Like many manufacturers around the country, the motorcycle maker has decided that headphones, boom boxes and piped-in music get in the way of plant safety and productivity.
Harley-Davidson officers said music had proved to be a distraction from the work at hand and a potential hazard.
The order includes the Kansas City plant.
Irv Robinson, owner of Robbie Fantastic Flexibles, a plant in Lenexa that makes printed plastic packaging, is in full accord with the new Harley rule.
“We don’t allow music,” Robinson said. “It’s a safety problem. And we make our guys wear earplugs anyway. We can’t add to the existing noise.”
Other major manufacturing operations allow music in some form. At the General Motors Fairfax plant in Kansas City, Kan., for example, workers can’t wear headphones, but they can play small radios at low volume — low enough that sounds won’t override plant-wide information. Ford declined to comment on the policies in its plants, one of which is in Claycomo.

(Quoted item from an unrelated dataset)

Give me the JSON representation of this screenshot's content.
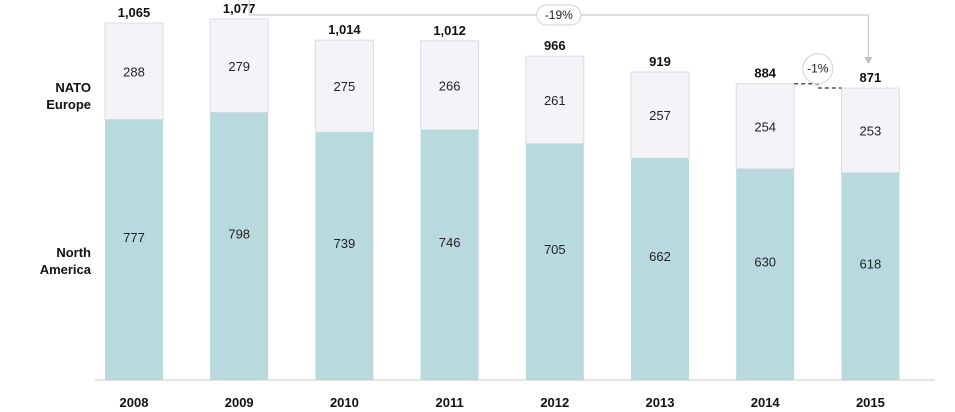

The music issue crops up in offices and stores as well as factories. When music is allowed in the workplace, it sometimes causes co-worker clashes because tastes differ. So, too, do workers’ abilities to tune out distractions.
Bothering co-workers with your own musical tastes “could be considered like smoking — you’re affecting those around you,” said Connie Russell, an area leadership coach and consultant. “You want to be respectful to others.”
Music listeners point out that with headphones, music doesn’t have to be shared. But headphones are safety impediments if music drowns out the sounds of machinery or announcements that workers need to hear.
The Harley ban prompted a flurry of online postings from workers who argued that music helps break up the monotony of work and helped morale.
Researchers have reported that music both helps and hurts productivity. Generally, classical or other music without lyrics gets a green light. One study even concluded that cows give more milk when listening to classical music.
But louder music, especially with lyrics, has been found to impair concentration on the job. That was especially true in workplaces where different kinds of music vied for dominance or when co-workers disagreed about choices.